Cookbook

Plotting ABI traces

Problem

ABI trace files can be useful to inspect. While there are ready-made solutions available, you may find yourself in a place where you need to write your own code to programmatically interact with the traces. Biopython allows us to do so.

Solution

I show below an interactive IPython terminal session, using my own Sanger sequencing file, but it will work with other AB1 files.

Firstly, we read in the ABI file:

from Bio import SeqIO

record = SeqIO.read("55-Mn-fw-EM-28.ab1", "abi")

The data that we are most interested in is in the annotations attribute of the record.

>>> list(record.annotations.keys())
dict_keys(["dye", "abif_raw", "sample_well", "run_finish", "machine_model", "run_start", "polymer"])

Under abif_raw is another dictionary of data.

>>> list(record.annotations["abif_raw"].keys())
dict_keys(["DATA5", "DATA8", "RUNT1", "phAR1", ..., "DATA6"])

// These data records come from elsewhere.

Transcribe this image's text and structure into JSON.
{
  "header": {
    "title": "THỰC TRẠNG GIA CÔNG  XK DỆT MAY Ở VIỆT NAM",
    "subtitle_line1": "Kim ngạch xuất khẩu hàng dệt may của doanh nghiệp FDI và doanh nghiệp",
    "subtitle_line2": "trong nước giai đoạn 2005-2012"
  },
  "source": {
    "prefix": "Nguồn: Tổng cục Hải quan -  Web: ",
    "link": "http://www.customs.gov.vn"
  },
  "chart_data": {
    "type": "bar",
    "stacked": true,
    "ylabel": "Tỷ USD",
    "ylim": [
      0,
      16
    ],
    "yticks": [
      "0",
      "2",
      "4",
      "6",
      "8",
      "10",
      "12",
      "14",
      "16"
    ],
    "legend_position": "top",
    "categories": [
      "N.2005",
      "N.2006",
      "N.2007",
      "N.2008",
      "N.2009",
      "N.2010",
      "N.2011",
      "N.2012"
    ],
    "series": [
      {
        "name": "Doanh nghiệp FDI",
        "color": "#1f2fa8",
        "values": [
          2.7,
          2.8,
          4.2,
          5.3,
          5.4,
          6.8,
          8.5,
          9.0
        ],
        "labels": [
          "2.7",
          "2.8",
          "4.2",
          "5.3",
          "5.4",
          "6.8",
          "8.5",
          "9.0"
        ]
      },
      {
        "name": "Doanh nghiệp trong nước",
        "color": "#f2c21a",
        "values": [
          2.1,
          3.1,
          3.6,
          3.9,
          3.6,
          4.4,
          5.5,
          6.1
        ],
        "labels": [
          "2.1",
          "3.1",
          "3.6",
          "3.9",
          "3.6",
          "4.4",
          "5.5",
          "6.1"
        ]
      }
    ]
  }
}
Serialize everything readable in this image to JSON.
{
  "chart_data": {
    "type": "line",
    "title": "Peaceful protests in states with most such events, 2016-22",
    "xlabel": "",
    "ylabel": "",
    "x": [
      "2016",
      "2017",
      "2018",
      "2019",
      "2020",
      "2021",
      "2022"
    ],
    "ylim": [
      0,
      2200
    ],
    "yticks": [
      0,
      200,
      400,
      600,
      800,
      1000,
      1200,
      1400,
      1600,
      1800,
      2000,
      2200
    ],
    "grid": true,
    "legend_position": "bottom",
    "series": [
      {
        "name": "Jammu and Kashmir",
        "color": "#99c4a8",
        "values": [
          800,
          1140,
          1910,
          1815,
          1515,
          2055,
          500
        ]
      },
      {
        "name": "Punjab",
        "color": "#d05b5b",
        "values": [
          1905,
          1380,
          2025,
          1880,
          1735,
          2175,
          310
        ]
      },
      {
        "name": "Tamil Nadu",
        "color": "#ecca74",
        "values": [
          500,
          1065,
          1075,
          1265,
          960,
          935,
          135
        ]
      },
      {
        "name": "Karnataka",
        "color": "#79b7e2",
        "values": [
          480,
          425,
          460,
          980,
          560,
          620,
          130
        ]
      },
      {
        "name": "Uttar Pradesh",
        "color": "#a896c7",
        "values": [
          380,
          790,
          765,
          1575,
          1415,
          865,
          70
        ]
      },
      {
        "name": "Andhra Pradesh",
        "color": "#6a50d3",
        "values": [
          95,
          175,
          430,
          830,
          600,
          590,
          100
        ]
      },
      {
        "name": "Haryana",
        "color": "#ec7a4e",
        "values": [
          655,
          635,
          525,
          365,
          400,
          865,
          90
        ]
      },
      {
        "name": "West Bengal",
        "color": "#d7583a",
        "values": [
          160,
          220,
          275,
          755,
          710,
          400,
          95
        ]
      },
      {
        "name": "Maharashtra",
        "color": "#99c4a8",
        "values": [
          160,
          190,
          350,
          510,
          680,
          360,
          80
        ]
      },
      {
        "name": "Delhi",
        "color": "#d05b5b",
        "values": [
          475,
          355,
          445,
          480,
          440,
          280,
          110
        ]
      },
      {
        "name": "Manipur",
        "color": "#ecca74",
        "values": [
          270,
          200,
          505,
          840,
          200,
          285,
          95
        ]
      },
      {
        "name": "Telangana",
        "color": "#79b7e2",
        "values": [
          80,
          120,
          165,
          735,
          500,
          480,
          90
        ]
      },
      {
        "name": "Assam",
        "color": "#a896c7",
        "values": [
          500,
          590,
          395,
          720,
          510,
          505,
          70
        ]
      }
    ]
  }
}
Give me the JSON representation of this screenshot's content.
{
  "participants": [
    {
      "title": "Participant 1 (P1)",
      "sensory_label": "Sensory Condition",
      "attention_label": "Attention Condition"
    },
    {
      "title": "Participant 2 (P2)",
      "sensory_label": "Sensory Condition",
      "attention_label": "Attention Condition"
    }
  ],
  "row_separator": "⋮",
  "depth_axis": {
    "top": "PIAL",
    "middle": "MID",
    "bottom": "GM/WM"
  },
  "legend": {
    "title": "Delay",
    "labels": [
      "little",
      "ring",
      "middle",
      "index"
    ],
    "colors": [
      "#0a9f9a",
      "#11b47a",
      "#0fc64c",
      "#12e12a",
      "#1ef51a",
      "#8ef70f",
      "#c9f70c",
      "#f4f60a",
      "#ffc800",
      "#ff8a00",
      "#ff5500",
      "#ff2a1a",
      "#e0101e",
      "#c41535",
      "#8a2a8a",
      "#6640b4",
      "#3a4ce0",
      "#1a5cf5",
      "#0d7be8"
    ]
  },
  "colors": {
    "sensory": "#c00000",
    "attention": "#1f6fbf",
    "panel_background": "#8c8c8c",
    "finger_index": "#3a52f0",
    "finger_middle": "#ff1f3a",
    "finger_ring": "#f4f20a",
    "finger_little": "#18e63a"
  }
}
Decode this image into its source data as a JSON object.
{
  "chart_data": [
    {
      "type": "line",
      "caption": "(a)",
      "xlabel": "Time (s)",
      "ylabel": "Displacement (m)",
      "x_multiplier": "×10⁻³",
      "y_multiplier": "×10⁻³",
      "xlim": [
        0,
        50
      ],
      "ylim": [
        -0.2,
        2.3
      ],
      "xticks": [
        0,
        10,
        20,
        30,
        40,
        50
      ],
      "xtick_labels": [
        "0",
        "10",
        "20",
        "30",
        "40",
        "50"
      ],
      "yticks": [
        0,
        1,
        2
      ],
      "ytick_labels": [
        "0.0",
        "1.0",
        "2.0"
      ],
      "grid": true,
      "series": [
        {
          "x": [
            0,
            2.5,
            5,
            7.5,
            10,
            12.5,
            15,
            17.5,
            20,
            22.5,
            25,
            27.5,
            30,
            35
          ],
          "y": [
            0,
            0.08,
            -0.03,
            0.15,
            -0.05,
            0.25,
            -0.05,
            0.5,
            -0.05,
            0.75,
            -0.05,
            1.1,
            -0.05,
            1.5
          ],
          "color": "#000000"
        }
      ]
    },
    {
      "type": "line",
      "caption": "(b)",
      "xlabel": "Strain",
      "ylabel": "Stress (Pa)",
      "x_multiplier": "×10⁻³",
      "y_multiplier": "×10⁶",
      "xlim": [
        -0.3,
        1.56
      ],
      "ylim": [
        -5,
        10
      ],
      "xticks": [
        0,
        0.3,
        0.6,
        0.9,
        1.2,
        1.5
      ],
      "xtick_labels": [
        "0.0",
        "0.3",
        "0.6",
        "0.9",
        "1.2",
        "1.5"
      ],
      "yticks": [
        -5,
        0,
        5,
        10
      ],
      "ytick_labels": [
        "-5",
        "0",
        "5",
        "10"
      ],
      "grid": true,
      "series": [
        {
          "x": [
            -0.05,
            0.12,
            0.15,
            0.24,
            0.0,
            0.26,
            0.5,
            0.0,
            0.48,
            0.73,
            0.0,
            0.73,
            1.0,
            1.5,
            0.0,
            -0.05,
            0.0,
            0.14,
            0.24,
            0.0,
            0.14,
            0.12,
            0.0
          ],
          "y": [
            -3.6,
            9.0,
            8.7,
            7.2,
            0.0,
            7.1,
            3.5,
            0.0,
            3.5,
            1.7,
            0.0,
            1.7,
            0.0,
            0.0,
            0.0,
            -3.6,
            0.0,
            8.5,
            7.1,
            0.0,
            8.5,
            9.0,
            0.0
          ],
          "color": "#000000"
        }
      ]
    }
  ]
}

According to the ABI data specification (page 40), all of the data necessary for the traces that are conventionally displayed are in the DATA9 through DATA12 channels. We can grab these channels out programmatically. It isn’t stated clearly, though, what letters correspond to which colour, and hence which exact channel.

from collections import defaultdict

channels = ["DATA9", "DATA10", "DATA11", "DATA12"]
trace = defaultdict(list)
for c in channels:
    trace[c] = record.annotations["abif_raw"][c]

Now, it’s possible to plot them on a matplotlib figure.

plt.plot(trace["DATA9"], color="blue")
plt.plot(trace["DATA10"], color="red")
plt.plot(trace["DATA11"], color="green")
plt.plot(trace["DATA12"], color="yellow")
plt.show()

We will get the following trace, after zooming into a particular region.

ABI trace

Discussion

As of current writing, this cookbook recipe didn’t go further into computing metrics. One particular thing that may be interesting is to quantify the Shannon Diversity of mixed base calls vs. single base calls.

Another thing to note: There are 10 chromatogram values per base in the data. Therefore, that means that it may be advisable to grab every 5th value out, so that the final length of the sequence trace array matches up with the number of positions that should have been sequenced, rather than being 10x larger.